Bugün Anneler günü. Bizleri bu dünyaya getiren, koruyup kollayan, büyüten ve hayata hazırlayan en önemli, en kıymetli varlıklarımız olan analarımızın günü. Çocuklar, yarın ellerinde bir buket çiçek veya ufak bir hediyeyle annelerine koşacak ve onlara sıkı sıkıya sarılacak.
O sımsıcak ana kucağı yine evladını bağrına basacak. İnsanın bedeninden daha çok, ruhunun üşüdüğü zamanda onu tek ısıtan yer ana kucağı evladını yine bağrına basacak. Anne sevgisi nasıl anlatılır, nasıl kelimelere dökülür açıkçası hiç bilmiyorum. Zaten kelimelere döküleceğine de inanmıyorum. O sevgi ancak yaşanır ve hissedilir.
Ondan daha büyük ve yüce sevgi yeryüzünde var mı onu da bilmem. Ama benim bildiğim tek bir şey var, oda bizleri yaratan Yüce Allah, bu dünyada bizi annelerimize emanet etti. İşte onu bilirim. Sadece bu bile annelerimizin nasıl bir varlık olduğunu anlatmaya yetiyor da artıyor bile.
Hangimiz annemiz yanımızdayken bir şeyden korktuk ki bu dünyada? Hangimiz en umutsuz anımızda annemizin tatlı bir sözü, içten bir bakışıyla tekrar dört elle sarılmadık ki hayata?
Hangimiz çocukluğumuzda en korktuğumuz anda annemizin yanına koşmadık ki? Oyun oynarken düşüp bir yerimize bir şey oldu mu ‘Anne’ diye bağırmadık ki hangimiz? Veya gece gök gürültüsünde kim korkup yatağından fırlayıp annesinin yanına sığınmadı?
Bırakın çocukluğumuzu, hangi yaşta olursak olalım en güvenli liman olarak hep annelerimizi gördük. Yüreğimizde fırtınalar koparken annemizden destek aldık. Hiçbir zamanda elimiz boş dönmedik.
Dünyada tüm parfümler bir araya gelse, tüm kokular tek bir koku olsa anne kokusunun yerini alamadığı bir kokudur anne kokusu. Çünkü o kokuda cennet kokar, Çünkü o kokuda Peygamber nefesi kokar.
Benim en rahat ettiğim yer annemin dizleriydi. Başımı annemin dizlerine koyduğumda ne dert kalıyordu, nede tasa. Öyle bir enerji ve güç alıyordum ki sanki dünyayla savaşacak güçte hissediyordum kendimi.

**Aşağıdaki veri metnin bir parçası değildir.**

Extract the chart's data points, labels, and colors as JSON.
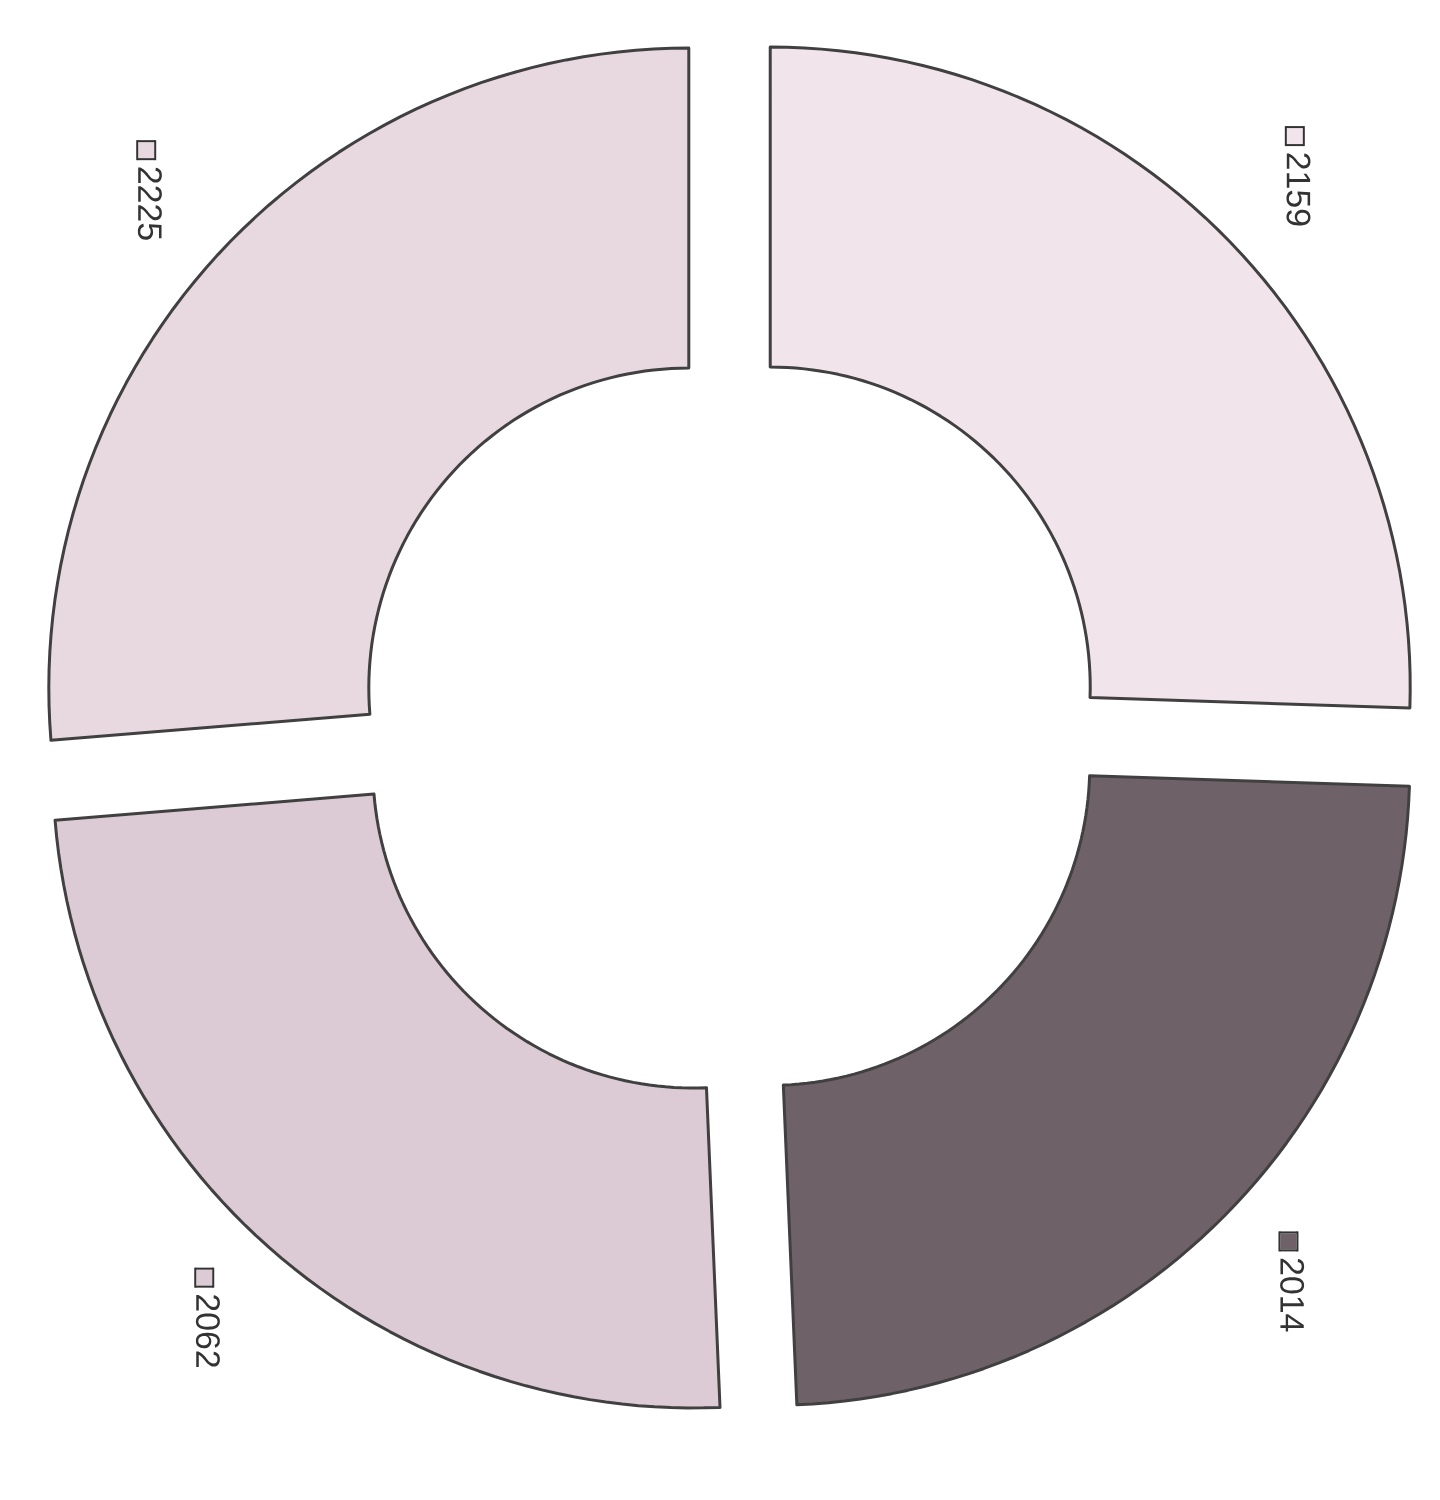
{
  "chart_data": {
    "type": "donut",
    "categories": [
      null,
      null,
      null,
      null
    ],
    "values": [
      2159,
      2014,
      2062,
      2225
    ],
    "data_labels": true,
    "colors": [
      "#f1e4ea",
      "#6f6168",
      "#dccbd4",
      "#e8d9e0"
    ]
  }
}
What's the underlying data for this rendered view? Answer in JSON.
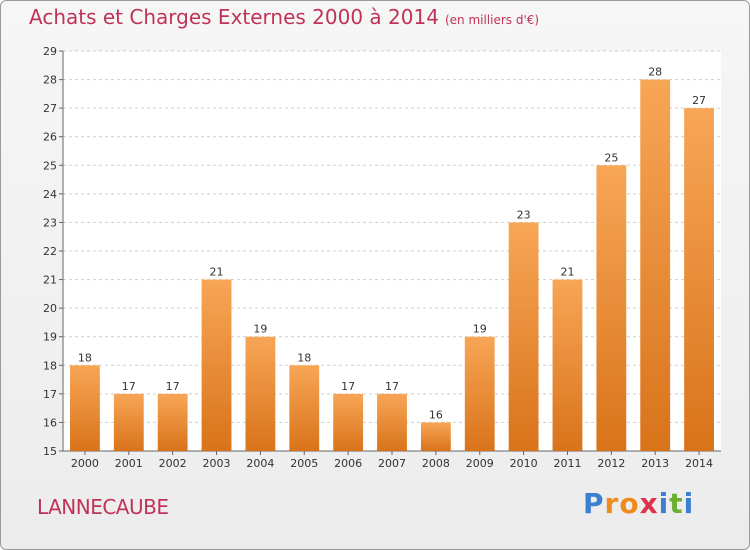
{
  "header": {
    "title": "Achats et Charges Externes 2000 à 2014",
    "subtitle": "(en milliers d'€)"
  },
  "footer": {
    "commune": "LANNECAUBE",
    "logo_letters": [
      "P",
      "r",
      "o",
      "x",
      "i",
      "t",
      "i"
    ],
    "logo_colors": [
      "#3a7fd0",
      "#f08a1c",
      "#f08a1c",
      "#e0324c",
      "#3a7fd0",
      "#6ab02e",
      "#3a7fd0"
    ]
  },
  "colors": {
    "bar_top": "#f7a656",
    "bar_bottom": "#d9731a",
    "label": "#333333",
    "grid": "#cfcfcf"
  },
  "chart_data": {
    "type": "bar",
    "categories": [
      "2000",
      "2001",
      "2002",
      "2003",
      "2004",
      "2005",
      "2006",
      "2007",
      "2008",
      "2009",
      "2010",
      "2011",
      "2012",
      "2013",
      "2014"
    ],
    "values": [
      18,
      17,
      17,
      21,
      19,
      18,
      17,
      17,
      16,
      19,
      23,
      21,
      25,
      28,
      27
    ],
    "value_labels": [
      "18",
      "17",
      "17",
      "21",
      "19",
      "18",
      "17",
      "17",
      "16",
      "19",
      "23",
      "21",
      "25",
      "28",
      "27"
    ],
    "y_ticks": [
      "15",
      "16",
      "17",
      "18",
      "19",
      "20",
      "21",
      "22",
      "23",
      "24",
      "25",
      "26",
      "27",
      "28",
      "29"
    ],
    "ylim": [
      15,
      29
    ],
    "grid": true
  }
}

İnsan çok şeyin kıymetini yanındayken bilmez. Onu hiç kaybetmeyecekmiş sonsuza kadar yanındaymış diye düşünür. Ama gelin görün ki, kader denen acı gerçek, bir gün sizi bu dünyada karşınıza çıkıyor işte.
Bir anda savunmasız, hayatın tüm zorlukları karşısında çaresiz kalabiliyorsunuz. Anneniz görevini yapmış, size hayatı öğretmiş ve yaratanına gitmiş oluyor. Oluyor da buna evladın dayanması hiç ama hiç kolay olmuyor.
Hangi yaşta olursanız olun anne özlemi dayanılmaz bir özlemmiş anne özlemi. Bunu çok acı bir şekilde öğretiyor hayat insana. O nedenle benden tüm evlatlara naçizane tavsiyem herkes annesinin kıymetini bilsin.
Onun için herkes sıkı sıkıya annesine sarılsın. Kokusunu doya doya içine çeksin. Benim içinde çekin anne kokusunu içinize. Annenizin hayır duasını alın. Size bir ‘Allah razı olsun’ dedi mi ondan daha büyük servet yok. İnanın yok.
Bu yazı anneler günü yazısı değil. Anne ve Anneye özlem yazısı. Hayatta olan tüm annelerin yaşı kaç olursa olsun ellerinden saygıyla öpüyorum. Rahmete kavuşanlarında başta kendi anam olmak üzere tüm annelere Cenab-ı Allah Rahmetini şefaatini esirgemesin inşallah.